No. It means shifting the goal from cure to comfort. Some patients actually live longer on hospice than expected because aggressive treatments and hospitalizations - which can be exhausting - are replaced with focused symptom care. If your parent improves, hospice can be discharged and re-elected later.

### Will Medicare pay for hospice in an assisted living or memory care community?
Medicare's Hospice Benefit covers the hospice services themselves - nursing, medications related to the terminal illness, aides, equipment, chaplaincy - regardless of where your parent lives. It does not cover room and board at the senior living community; the family continues paying the monthly rate ([Medicare.gov](https://www.medicare.gov/coverage/hospice-care), 2024).

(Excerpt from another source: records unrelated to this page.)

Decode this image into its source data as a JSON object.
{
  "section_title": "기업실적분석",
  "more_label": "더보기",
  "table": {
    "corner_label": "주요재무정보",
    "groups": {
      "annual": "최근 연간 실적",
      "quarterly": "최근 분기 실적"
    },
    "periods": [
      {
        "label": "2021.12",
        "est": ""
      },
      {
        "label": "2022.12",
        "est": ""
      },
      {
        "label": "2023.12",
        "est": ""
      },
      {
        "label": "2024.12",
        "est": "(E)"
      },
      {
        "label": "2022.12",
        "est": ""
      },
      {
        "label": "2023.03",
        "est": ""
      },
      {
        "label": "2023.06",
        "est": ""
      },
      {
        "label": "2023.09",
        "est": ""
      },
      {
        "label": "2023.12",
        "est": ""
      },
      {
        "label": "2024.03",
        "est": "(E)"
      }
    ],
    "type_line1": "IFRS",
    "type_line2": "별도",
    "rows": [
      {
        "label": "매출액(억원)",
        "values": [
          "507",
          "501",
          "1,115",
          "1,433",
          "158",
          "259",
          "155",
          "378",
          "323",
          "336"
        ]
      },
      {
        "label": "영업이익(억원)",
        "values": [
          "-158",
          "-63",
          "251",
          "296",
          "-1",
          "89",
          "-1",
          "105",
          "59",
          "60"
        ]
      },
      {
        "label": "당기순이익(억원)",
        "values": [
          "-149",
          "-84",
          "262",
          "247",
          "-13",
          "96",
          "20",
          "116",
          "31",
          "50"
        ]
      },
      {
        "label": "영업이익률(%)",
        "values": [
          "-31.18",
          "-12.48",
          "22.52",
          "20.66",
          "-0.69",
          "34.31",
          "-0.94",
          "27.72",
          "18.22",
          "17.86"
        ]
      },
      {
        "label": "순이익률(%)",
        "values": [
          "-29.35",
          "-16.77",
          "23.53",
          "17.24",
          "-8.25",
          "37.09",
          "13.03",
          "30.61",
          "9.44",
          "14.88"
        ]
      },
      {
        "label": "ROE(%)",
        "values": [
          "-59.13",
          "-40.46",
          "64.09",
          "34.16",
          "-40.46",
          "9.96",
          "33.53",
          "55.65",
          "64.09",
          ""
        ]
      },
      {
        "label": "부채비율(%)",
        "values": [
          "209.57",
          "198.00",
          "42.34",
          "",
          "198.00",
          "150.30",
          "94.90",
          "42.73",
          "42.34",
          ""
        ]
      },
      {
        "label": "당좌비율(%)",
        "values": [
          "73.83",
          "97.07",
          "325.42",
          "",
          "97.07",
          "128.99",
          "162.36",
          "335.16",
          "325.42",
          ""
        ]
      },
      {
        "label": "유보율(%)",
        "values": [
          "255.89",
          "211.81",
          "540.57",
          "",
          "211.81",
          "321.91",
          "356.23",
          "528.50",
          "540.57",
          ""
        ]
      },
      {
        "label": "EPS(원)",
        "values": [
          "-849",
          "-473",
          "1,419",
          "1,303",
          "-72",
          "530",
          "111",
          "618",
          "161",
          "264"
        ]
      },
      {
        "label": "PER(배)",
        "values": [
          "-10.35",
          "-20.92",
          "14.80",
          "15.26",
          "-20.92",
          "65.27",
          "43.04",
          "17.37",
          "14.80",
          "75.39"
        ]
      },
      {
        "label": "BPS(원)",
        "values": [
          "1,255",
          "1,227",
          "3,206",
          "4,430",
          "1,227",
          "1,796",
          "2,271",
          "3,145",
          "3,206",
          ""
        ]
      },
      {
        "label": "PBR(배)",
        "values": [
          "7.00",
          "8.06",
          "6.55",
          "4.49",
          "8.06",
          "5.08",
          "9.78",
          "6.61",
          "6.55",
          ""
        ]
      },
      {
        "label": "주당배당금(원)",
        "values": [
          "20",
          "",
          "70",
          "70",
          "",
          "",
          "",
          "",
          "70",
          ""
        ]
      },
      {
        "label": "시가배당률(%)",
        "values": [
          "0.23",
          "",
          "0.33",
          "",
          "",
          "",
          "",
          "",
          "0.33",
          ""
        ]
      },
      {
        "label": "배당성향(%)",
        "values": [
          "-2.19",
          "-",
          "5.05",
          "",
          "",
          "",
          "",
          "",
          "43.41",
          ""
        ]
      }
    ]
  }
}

### How long can someone stay on hospice?
The initial certification covers two 90-day periods, followed by unlimited 60-day recertifications as long as a physician confirms the prognosis remains six months or less. There is no maximum time limit if the patient continues to qualify.

### Who pays for palliative care?
Medicare Part B, Medicaid, the VA, and most commercial insurance plans cover palliative consultations and follow-up visits much like any specialist care. Copays and coverage for medications or equipment vary by plan - your palliative social worker can help verify benefits.

### Can my parent change their mind after starting hospice?
Absolutely. A patient can revoke hospice at any time and return to curative treatment, then re-elect hospice later if they wish. This is one reason families should not view hospice enrollment as a permanent decision.